United States (US) economy to pass pre-pandemic peak in late 2021, regain full employment in 2023, said Joel Prakken and Chris Varvares from IHS Markit - Photo by the White House Office

JAKARTA (TheInsiderStories) – United States (US) economy to pass pre-pandemic peak in late 2021, regain full employment in 2023, said Joel Prakken and Chris Varvares from IHS Markit. While, minutes of Federal Reserve (Fed) showed that the policymakers agreed the current monetary policy measures were appropriate to support the economic recovery as the risks to the outlook remained tilted to the downside.

Fiscal policy measures, along with the support from monetary policy and the Fed’ liquidity and lending facilities are expected to continue supporting the second-half recovery, said the minutes. The staff assumed the enactment of some additional fiscal policy support this year. Without that additional policy action, the pace of the economic recovery would likely be slower.

According to IHS Markit, recent data imply third-quarter real GDP growth near 33 percent, stronger than anticipated previously. This encouraged us to revise up our forecast for growth in 2020 from -4.0 to -3.5 percent. However, after the third quarter they expect GDP growth to fade, as catch-up spending wanes, federal and state and local fiscal support dissipates, and stubbornly high COVID-19 infection rates leave states cautious about re-opening their economies and encourage continued caution by consumers and business independent of official containment measures.

“We project GDP to surpass its previous peak in late 2021, and the economy to regain full employment in 2023. Our forecast assumes emergency unemployment benefits of US$300 per week and another round of stimulus checks are disbursed during the fourth quarter,” said the economists.

In addition, they said, the economy faces renewed risk early in 2021 when fiscal support wanes. However, Prakken assume a vaccine becomes available in mid-2021, allowing the recovery to progress even without pandemic relief measures beyond those we assume.
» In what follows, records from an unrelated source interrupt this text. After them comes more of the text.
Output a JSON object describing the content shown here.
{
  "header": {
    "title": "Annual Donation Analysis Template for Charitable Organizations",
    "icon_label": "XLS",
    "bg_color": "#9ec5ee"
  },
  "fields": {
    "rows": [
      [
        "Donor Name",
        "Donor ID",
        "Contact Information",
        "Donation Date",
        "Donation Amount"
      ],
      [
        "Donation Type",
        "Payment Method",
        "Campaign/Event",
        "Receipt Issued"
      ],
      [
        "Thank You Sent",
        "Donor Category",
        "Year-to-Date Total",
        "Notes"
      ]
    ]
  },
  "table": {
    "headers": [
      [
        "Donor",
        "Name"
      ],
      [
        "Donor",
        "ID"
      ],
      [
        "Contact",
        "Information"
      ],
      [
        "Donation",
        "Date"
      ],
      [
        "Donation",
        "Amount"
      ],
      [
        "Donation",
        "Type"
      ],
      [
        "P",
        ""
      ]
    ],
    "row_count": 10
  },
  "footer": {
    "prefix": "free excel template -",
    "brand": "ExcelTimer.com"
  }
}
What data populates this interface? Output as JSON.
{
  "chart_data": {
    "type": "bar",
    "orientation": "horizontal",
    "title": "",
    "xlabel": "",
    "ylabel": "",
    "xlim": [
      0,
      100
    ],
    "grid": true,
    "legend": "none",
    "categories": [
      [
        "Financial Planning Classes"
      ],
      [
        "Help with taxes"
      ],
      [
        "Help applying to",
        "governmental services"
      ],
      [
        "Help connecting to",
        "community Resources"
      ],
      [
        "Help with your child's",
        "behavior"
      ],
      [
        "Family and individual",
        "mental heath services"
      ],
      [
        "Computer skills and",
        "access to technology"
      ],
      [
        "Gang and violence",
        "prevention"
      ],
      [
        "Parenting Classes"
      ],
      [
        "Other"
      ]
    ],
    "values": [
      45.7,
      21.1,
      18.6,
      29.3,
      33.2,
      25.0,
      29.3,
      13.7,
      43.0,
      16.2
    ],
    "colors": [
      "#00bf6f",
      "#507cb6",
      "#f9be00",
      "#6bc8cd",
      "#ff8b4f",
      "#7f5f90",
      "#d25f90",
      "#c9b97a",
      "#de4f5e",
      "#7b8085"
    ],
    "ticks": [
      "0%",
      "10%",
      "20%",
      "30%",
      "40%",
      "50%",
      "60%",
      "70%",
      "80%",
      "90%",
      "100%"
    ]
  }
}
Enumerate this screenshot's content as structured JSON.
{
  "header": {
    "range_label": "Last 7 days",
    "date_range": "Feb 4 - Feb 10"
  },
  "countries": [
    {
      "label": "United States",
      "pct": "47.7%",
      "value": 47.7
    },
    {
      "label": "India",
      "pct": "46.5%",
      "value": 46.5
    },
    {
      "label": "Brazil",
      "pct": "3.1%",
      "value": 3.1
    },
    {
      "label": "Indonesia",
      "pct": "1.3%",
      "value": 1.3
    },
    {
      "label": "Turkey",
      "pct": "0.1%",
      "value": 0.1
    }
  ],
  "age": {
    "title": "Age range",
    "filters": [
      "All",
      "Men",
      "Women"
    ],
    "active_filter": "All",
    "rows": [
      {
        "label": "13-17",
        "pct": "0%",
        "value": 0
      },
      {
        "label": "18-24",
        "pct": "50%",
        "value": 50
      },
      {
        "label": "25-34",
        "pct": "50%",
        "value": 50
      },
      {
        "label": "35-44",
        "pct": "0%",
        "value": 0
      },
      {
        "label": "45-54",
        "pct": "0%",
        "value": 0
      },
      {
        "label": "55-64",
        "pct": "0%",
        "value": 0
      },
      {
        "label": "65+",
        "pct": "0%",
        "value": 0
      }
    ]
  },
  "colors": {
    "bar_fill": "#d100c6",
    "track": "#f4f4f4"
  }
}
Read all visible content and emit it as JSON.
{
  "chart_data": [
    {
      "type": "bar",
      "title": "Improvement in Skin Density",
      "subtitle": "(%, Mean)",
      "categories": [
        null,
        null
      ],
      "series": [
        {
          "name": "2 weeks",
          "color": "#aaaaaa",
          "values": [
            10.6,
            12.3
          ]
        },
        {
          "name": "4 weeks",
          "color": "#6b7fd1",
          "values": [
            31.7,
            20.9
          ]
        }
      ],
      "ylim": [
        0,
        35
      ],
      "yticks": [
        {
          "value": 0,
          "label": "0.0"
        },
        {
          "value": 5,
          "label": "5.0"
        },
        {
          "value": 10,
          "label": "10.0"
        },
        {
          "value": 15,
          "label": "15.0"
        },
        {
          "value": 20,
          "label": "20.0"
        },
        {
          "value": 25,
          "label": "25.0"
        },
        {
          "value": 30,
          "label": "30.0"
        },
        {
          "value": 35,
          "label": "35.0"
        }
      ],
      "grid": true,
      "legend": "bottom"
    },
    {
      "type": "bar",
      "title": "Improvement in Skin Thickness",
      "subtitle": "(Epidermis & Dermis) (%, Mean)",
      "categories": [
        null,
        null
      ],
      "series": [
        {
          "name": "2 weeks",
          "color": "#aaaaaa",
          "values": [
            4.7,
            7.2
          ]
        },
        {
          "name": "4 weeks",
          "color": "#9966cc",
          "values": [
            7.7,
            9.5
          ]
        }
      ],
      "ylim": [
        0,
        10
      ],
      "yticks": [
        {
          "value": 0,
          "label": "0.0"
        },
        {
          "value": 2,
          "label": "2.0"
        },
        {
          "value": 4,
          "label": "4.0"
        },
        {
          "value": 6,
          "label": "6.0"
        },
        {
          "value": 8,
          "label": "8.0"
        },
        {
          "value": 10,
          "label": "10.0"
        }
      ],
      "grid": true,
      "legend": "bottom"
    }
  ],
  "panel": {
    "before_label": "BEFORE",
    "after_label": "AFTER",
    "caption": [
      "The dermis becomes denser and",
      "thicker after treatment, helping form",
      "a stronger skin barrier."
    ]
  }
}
While, the Fed sees the rate of real GDP growth and the pace of declines in the unemployment rate were faster over the second half of this year than in the July forecast, primarily reflecting recent better-than-expected data. In addition, the inflation forecast for the rest of the year was revised up slightly, as some recent consumer goods prices were stronger than expected.

Nevertheless, inflation was still projected to be subdued this year, reflecting substantial slack in resource utilization and the sizable declines in consumer energy prices earlier this year. Fiscal policy measures, along with the support from monetary policy and the Fed’ liquidity and lending facilities, were expected to continue supporting the second-half recovery, al­though the recovery was forecast to be far from complete by year-end.

The rate of real GDP growth was projected to exceed potential output growth, the unemployment rate was expected to decline considerably further, and inflation was forecast to pick back up in 2021 through 2023. With the more-accommodative monetary policy assumed in the current forecast, which reflected the recent consensus statement, inflation was projected to moderately overshoot 2 percent for some time in the years beyond 2023.

In their consideration of monetary policy at this meeting, participants reaffirmed that they were committed to using the Fed‘ full range of tools in order to support the US economy during this challenging time, thereby promoting the Committee’ statutory goals of maximum employment and price stability. They also noted that the path of the economy would depend significantly on the course of the virus and that the ongoing public health crisis would continue to weigh on economic activity, employment, and inflation in the near term and posed considerable risks to the economic outlook over the medium term.

In their discussion, the policymakers agreed that the ongoing public health crisis would continue to weigh on economic activity, employment, and inflation in the near term and was posing considerable risks to the economic outlook over the medium term. All members agreed to maintain the target range for the federal funds rate at zero to 0.25 percent.